On Desperation

I don’t like being desperate. It’s awkward. It’s uncomfortable. It means that I’m not in control.

It’s funny, because that’s what yesterday’s sermon was about. It was about a woman who came to Jesus begging, desperate. Not dependent on how she asked, not dependent on how she looked when she asked. She threw herself at his feet in desperation, and he responded with love.

I don’t know how it is for you, but I hate asking for help. More than that, I hate sounding needy. If I do have to ask for someone’s help, I make sure to include plenty of, “If you have a minute…”s and “When you have some time…”s and “If it’s not too much trouble…”s.

This weekend, though, I found myself desperate. I was overwhelmed. Things weren’t going well. They weren’t at all what I wanted them to be. I was absolutely worn out—emotionally, physically, and relationally. And I didn’t know what to do about some of the situations I was facing.

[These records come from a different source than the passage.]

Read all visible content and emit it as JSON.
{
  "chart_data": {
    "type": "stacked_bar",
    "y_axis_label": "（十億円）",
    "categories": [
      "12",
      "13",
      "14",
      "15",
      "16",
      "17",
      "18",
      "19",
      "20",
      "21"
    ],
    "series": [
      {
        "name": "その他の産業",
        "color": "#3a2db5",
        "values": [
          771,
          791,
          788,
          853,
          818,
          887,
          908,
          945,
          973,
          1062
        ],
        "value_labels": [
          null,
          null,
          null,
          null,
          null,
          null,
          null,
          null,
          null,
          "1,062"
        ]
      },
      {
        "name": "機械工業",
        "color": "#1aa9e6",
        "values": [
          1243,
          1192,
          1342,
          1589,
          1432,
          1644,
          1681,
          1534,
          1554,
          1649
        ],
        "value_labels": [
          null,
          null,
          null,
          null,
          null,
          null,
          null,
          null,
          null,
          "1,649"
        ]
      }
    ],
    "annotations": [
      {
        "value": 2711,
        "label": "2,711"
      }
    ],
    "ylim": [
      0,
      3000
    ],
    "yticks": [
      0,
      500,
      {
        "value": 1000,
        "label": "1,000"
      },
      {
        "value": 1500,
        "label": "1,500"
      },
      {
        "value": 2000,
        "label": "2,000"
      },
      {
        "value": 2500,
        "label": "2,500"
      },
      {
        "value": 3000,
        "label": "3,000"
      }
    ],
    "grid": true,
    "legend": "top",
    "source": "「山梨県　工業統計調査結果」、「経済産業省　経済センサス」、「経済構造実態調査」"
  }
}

So I did something uncomfortable.

I asked for help.

There were seven women who came to mind who I could ask to pray and who I could ask for encouragement, so I let them know what was going on. Their responses overwhelmed me with love. They offered a listening ear. They offered some incredible wisdom. They told me they were praying. They told me that I wasn’t alone. They told me they loved me. They told me they were proud of me. And they told me they were pulling for me.

It changed everything. When things threatened to overwhelm me again, I remembered their words. I remembered their love. And that gave me hope.

It started, though, with terrible discomfort.

It started with desperation.

Sometimes, it’s worth getting rid of the pretenses and just asking. When I do, I’m amazed by how lovingly people respond. I think you might be, too.